Retail stock insights

Let’s say you’re an investor eyeing retail stocks. In May, Motley Fool writers recommended picking up stock in three retail firms, Dollar General (NYSE:DG), Tanger Factory Outlet Centers (NYSE:SKT), and Home Depot (NYSE:HD). “As a real estate investment trust (REIT) that focuses on outlet malls across the U.S. and in Canada, Tanger Factory Outlet Centers may not be the first name to come to mind as you’re looking for ‘retail’ stocks to buy,” noted Motley Fool. “But Tanger is uniquely positioned to weather retail-industry headwinds even as many traditional brick-and-mortar retailers fail.”

This suggestion might pique the interest of a hedge fund manager interested in diversifying retail investments. From there, she might do some research into the company’s recent quarterly earnings reports. She’d discover that the company’s CEO told those listening in on the Q1 2018 earnings call that Tanger has adjusted its 2018 guidance, noting, “We unfortunately also face the challenge of the first quarter caused by unusually harsh winter weather conditions, which led to higher than anticipated unreimbursed snow removal costs and center closures, which resulted in lower variable rents.”

Of course, keeping abreast of the weather in key Tanger markets would have provided valuable insight for any investor. However, there is alternative data that adds nuance when monitoring the health of a retailer.

For example, UberMedia recently evaluated foot traffic over Memorial Day weekend, a huge sale weekend, at a variety of outlet malls throughout the country, comparing it to average weekend foot traffic. We then looked at this year’s Memorial Day weekend data compared to last year’s and teased out some fascinating insights.

For instance, among the Tanger Outlets we tracked, most did well this year even though they dipped in Memorial Day-over-average foot traffic compared to last year. A few, however actually attracted less foot traffic during the big sale holiday weekend than during weekends on average this year — including locations in Grand Rapids, MI, Glendale, AZ and outlets in Houston, San Marcos, and Terrell, TX. It’s important to note that Houston consumers — and possibly those in relatively nearby San Marcos and Terrell — are still recovering from the hurricane. The results in Grand Rapids and Glendale may have been less anticipated by investors.

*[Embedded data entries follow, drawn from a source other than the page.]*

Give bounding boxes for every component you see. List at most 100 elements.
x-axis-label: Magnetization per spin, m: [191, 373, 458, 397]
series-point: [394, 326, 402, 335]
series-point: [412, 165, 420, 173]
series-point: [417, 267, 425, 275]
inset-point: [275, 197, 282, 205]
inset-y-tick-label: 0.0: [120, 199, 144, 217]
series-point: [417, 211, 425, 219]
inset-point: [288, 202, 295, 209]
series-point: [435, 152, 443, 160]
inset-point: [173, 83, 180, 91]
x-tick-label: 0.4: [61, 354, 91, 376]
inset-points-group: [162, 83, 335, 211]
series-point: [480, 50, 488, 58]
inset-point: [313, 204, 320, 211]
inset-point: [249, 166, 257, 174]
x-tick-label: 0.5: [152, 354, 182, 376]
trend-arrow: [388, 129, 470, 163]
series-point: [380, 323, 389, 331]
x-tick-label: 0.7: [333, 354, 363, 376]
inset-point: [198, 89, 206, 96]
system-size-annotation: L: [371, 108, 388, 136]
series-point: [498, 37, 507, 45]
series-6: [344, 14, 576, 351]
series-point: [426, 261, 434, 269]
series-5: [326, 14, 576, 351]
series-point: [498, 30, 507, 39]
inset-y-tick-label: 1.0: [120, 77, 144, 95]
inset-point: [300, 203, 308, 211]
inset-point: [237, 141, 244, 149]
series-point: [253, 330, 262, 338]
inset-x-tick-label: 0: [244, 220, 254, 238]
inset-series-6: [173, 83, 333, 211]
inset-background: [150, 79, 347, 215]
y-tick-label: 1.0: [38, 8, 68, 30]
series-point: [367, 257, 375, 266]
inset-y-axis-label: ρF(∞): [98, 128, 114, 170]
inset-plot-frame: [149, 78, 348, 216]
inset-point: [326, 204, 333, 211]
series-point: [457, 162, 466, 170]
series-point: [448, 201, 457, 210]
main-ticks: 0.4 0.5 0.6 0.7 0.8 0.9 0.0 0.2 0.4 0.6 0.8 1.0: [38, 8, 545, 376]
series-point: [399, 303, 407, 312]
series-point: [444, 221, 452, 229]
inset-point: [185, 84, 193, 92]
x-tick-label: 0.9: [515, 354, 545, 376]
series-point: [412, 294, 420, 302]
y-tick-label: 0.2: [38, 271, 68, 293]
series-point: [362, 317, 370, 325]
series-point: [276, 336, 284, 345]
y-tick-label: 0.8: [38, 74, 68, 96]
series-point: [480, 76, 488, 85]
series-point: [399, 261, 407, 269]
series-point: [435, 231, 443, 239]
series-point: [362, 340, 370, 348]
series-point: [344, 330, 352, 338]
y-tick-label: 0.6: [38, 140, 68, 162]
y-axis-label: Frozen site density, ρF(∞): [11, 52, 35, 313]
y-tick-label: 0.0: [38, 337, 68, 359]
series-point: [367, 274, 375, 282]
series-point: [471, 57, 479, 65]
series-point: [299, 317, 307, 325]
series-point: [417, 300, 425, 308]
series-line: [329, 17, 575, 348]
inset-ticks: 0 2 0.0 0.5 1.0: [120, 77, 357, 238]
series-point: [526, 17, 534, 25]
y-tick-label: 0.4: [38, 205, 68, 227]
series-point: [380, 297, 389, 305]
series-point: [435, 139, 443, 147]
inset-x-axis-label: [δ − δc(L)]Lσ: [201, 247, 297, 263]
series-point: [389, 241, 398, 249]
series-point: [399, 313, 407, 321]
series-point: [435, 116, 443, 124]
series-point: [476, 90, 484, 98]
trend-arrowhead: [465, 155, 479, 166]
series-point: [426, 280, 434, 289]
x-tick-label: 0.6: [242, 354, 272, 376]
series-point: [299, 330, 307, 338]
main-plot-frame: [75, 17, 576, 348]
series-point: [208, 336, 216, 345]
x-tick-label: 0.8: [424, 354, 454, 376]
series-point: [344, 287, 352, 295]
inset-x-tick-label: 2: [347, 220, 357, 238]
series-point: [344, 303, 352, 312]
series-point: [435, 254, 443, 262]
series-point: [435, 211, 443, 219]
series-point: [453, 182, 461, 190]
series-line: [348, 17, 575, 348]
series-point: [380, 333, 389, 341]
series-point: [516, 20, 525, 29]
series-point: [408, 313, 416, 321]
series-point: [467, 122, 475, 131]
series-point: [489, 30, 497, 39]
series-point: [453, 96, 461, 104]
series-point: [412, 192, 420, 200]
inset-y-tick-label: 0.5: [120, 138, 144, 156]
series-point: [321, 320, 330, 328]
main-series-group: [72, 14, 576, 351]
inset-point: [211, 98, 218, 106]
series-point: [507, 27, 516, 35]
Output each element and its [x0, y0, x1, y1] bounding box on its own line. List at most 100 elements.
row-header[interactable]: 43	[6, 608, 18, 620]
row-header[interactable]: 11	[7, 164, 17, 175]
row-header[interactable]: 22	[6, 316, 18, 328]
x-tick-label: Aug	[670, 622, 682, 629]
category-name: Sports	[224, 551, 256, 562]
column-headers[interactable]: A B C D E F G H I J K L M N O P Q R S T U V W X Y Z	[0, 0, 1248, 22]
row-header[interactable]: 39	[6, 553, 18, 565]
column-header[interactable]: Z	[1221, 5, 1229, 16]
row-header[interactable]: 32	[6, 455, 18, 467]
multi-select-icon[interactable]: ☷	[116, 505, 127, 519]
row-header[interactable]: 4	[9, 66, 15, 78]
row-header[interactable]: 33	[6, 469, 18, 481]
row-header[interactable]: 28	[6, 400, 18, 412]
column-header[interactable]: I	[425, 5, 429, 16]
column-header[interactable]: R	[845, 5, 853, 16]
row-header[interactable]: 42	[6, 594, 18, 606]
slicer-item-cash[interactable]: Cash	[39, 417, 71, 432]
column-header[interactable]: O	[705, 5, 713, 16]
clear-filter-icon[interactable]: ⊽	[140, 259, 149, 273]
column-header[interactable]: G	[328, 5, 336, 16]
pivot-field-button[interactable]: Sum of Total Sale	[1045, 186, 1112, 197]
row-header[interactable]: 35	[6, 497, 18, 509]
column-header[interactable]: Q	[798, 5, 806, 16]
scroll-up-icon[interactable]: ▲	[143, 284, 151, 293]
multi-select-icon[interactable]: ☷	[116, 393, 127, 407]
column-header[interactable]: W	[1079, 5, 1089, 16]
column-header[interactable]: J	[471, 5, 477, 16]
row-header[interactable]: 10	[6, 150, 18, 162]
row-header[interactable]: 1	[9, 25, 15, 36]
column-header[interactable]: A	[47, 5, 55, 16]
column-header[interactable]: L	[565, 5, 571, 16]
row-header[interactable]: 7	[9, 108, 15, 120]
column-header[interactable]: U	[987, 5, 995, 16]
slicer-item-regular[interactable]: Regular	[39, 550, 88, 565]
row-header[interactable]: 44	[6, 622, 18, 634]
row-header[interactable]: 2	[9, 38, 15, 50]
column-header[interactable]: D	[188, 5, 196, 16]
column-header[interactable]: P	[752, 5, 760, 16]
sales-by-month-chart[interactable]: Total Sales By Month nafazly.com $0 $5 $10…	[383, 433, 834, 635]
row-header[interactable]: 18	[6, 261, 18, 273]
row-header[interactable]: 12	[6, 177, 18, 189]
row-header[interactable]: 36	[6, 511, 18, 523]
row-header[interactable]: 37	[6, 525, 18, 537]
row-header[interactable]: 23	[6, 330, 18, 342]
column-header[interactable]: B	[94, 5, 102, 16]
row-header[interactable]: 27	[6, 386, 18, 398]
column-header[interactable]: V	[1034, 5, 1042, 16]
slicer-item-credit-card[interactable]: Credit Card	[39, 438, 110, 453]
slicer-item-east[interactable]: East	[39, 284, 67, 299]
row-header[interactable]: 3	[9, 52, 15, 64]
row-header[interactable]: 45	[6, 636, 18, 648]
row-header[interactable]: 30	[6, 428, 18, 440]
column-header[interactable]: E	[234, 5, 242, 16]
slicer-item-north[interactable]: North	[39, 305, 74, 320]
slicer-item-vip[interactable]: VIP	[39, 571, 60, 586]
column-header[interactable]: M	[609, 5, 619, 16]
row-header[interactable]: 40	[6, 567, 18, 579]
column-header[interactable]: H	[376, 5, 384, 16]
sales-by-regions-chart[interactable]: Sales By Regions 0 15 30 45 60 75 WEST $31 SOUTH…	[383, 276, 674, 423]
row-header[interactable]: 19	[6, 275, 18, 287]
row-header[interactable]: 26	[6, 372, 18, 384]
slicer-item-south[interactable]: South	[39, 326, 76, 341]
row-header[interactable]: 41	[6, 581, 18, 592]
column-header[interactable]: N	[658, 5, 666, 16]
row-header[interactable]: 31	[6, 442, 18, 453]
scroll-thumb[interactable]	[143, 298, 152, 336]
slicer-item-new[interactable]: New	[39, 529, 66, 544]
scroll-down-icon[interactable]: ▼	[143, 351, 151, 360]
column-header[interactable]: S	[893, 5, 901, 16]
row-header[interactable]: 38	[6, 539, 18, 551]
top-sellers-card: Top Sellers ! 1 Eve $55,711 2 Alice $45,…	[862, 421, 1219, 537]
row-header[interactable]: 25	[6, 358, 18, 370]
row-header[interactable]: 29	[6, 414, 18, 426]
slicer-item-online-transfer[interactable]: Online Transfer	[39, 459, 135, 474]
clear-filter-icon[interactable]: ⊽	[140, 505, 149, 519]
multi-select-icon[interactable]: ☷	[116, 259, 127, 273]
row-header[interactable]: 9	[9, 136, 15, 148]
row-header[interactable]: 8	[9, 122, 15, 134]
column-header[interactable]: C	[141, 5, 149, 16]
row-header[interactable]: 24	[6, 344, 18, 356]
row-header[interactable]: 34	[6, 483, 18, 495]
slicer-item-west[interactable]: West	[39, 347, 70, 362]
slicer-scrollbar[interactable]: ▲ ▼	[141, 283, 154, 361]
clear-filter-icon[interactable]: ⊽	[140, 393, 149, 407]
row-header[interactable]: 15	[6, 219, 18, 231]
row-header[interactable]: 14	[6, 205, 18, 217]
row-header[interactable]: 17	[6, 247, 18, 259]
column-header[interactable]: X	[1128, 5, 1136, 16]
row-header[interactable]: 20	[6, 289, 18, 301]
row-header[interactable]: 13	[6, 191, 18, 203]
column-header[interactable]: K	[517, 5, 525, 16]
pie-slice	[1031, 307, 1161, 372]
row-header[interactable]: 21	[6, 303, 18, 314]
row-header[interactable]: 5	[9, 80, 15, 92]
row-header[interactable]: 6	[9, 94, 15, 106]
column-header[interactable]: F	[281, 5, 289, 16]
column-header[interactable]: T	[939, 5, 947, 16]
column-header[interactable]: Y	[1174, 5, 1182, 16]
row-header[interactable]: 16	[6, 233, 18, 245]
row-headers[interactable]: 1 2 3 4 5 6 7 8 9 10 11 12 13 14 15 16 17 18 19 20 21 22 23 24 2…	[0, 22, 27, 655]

What alternative data such as mobile location visit data can do is offer insights about certain retail locations in places that haven’t experienced major weather events or economic downturn, information that investors can access before earnings reports come out.

The new parking lot photo

Today’s novel data indicators, as Abraham Thomas of Quandl suggested, are more advanced digitized versions of what data gatherers have harvested for decades. For example, companies have provided data-obsessed investors with information derived from primitive parking lot photos or satellite photo data for decades, the idea being to use the number of cars in a retailer’s lot over a period of time as a proxy for sales. If there were more cars in a lot last month compared to previous months, that might reflect the fact that the sales revenue increased last month for the retailer, providing valuable insights before earnings data is made public.

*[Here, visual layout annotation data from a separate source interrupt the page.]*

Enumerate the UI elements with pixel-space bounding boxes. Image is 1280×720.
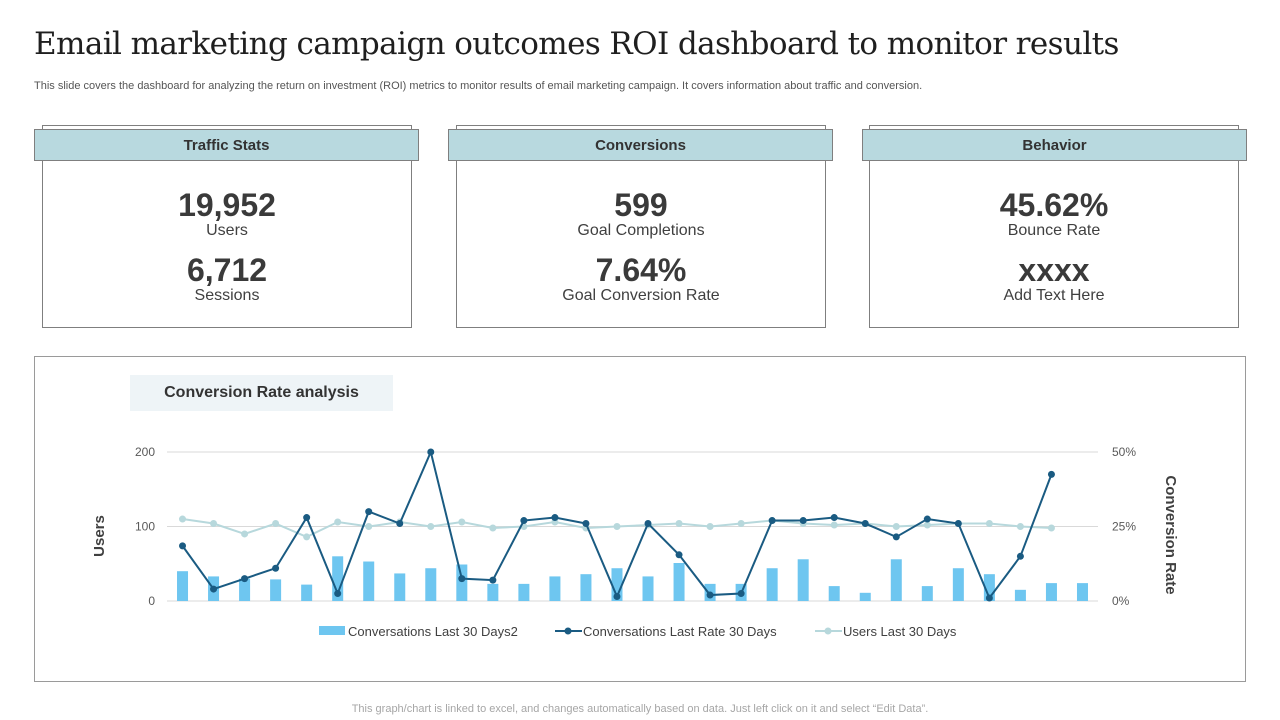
page-subtitle: This slide covers the dashboard for anal…: [34, 80, 923, 92]
behavior-header: Behavior: [862, 129, 1247, 161]
goal-completions-metric: 599 Goal Completions: [456, 188, 826, 240]
footer-note: This graph/chart is linked to excel, and…: [351, 703, 929, 715]
users-metric: 19,952 Users: [42, 188, 412, 240]
traffic-stats-header: Traffic Stats: [34, 129, 419, 161]
goal-completions-label: Goal Completions: [577, 222, 705, 239]
users-value: 19,952: [178, 187, 276, 223]
sessions-value: 6,712: [186, 252, 268, 288]
users-label: Users: [206, 222, 248, 239]
placeholder-label: Add Text Here: [1003, 287, 1105, 304]
conversions-header: Conversions: [448, 129, 833, 161]
bounce-rate-label: Bounce Rate: [1007, 222, 1101, 239]
goal-conversion-rate-metric: 7.64% Goal Conversion Rate: [456, 253, 826, 305]
sessions-label: Sessions: [194, 287, 260, 304]
page-title: Email marketing campaign outcomes ROI da…: [34, 26, 1119, 62]
placeholder-value: xxxx: [1018, 252, 1090, 288]
goal-conversion-rate-value: 7.64%: [595, 252, 687, 288]
placeholder-metric: xxxx Add Text Here: [869, 253, 1239, 305]
goal-completions-value: 599: [614, 187, 668, 223]
sessions-metric: 6,712 Sessions: [42, 253, 412, 305]
goal-conversion-rate-label: Goal Conversion Rate: [562, 287, 720, 304]
bounce-rate-value: 45.62%: [999, 187, 1109, 223]
chart-title: Conversion Rate analysis: [130, 375, 393, 411]
bounce-rate-metric: 45.62% Bounce Rate: [869, 188, 1239, 240]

Mobile location data is the modern version of the parking lot photo. The number of mobile devices spotted in specific retail locations indicates foot traffic in those stores, which can be used as an indicator of sales, especially as mobile devices become even more ubiquitous. Mobile location data providers feed anonymized foot traffic information into sophisticated data models used by consultancies, investment firms or retailers themselves. Not only does this information provide immense value from an operational and marketing standpoint, it can give investors a leg up they never had before.

At this early stage, we can only guess at the untapped value of alternative data for investors and others with their eye on businesses. I look forward to exploring unique ways mobile location data can be part of this vibrant sector.